アストラゼネカは脱炭素目標として20年に「アンビション・ゼロカーボン」を宣言した。このなかで、25年までの自社GHG排出量ゼロ、30年までのバリューチェーン全体でのカーボンネガティブ達成を掲げる。25年までにグローバル全拠点でRE100、EV100の達成なども目標にしている。
同社は22年までの進捗として「グローバル、日本法人ともに目標に向け着実に前進」していると報告した。スコープ1・2のGHG排出削減割合(15年比)はグローバルが59%、日本法人が64%。再生可能電力への移行はグローバルで91%、日本は100%となった。
EV100への取り組みも進んだ。EV100は国際企業イニシアティブで、事業活動で使用する車などを100%ゼロエミッションにすることを目標とする。日本企業では7社が参加する。アストラゼネカはグローバルで1万6000台の車両のEV化を掲げる。
日本法人では営業で使用する車両のEVの導入割合が46%となった。1854台の営業車両を保有するが、うち850台がEVだ。ハイブリッド車やプラグインハイブリッド車などを含めると、95%の1761台となる。
アストラゼネカは世界100カ国以上に拠点があり地域ごとに導入のハードルが異なる。それでも日本法人の割合は「欧米に比べても高い水準で推移している」(吉越悦史CFO)。
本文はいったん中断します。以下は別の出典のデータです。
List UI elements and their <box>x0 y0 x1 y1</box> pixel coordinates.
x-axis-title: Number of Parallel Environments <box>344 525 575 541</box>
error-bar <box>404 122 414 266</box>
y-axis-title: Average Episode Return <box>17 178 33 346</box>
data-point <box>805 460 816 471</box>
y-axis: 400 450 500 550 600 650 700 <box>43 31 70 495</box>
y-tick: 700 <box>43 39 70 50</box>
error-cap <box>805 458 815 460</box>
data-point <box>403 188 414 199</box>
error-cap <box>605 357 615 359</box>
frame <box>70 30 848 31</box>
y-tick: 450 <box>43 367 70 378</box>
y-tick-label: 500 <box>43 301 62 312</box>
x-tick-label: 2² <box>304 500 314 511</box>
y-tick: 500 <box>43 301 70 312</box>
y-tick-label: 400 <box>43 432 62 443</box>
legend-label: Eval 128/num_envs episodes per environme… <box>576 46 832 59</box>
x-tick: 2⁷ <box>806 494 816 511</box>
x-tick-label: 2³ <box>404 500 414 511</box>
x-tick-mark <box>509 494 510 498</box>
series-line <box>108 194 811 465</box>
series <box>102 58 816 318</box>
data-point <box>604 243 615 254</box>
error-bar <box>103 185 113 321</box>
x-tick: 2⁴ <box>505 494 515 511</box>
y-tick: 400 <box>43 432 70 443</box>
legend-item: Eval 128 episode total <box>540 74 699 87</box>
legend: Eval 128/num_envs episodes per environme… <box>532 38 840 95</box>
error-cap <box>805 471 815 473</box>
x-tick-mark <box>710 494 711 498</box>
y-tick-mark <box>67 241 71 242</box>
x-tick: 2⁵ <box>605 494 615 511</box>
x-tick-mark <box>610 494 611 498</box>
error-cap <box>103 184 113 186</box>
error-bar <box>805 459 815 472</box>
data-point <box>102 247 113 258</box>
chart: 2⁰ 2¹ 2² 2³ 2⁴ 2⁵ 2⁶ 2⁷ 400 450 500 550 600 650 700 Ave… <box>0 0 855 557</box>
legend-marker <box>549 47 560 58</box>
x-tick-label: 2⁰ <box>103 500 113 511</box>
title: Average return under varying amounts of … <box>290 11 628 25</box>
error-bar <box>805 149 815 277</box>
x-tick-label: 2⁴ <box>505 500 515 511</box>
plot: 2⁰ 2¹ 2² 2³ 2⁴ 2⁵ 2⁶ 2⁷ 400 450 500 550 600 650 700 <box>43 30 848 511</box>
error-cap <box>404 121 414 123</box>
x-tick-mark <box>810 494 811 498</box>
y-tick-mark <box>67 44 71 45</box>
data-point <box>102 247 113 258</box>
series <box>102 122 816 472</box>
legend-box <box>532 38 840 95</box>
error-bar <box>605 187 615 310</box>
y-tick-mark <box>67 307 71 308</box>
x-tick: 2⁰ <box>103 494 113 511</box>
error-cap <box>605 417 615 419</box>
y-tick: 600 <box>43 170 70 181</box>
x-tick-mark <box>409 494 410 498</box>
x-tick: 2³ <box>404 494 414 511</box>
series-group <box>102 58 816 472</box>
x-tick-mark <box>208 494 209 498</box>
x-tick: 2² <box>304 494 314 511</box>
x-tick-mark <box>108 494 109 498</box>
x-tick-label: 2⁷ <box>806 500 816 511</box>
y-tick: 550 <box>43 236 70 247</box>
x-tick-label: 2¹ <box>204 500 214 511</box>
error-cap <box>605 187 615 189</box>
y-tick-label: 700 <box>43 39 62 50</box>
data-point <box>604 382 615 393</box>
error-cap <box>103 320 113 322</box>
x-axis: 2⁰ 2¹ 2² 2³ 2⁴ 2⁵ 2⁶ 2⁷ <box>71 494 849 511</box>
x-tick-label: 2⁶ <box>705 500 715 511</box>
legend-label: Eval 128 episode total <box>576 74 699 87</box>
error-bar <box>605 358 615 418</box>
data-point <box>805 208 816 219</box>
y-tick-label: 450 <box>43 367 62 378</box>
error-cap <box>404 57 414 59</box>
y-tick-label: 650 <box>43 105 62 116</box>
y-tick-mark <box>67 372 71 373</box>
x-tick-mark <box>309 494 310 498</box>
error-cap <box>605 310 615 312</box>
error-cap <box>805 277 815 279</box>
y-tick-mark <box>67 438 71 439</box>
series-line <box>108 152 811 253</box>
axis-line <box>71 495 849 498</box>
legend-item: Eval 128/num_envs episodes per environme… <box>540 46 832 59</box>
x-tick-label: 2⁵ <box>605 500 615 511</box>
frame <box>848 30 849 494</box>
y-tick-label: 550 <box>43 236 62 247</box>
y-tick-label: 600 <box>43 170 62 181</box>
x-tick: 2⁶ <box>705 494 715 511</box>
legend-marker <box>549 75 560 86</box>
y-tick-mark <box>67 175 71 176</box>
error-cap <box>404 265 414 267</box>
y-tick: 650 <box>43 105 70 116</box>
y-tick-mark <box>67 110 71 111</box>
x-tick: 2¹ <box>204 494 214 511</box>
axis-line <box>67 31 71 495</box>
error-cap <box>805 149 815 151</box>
EV100に向けては、価格面、車種、充電インフラといった課題にも直面する。たとえば車種では、豪雪地帯の営業車として4WDを導入するが、EVの4WDとなると選択肢が少なかった。4月からSUBARUの「ソルテラ」8台を試験導入した。
充電インフラも課題となる。吉越CFOは「44%の市町村で急速充電器は未設置」と、営業車のEV化に向けてインフラ未整備も課題であることを指摘した。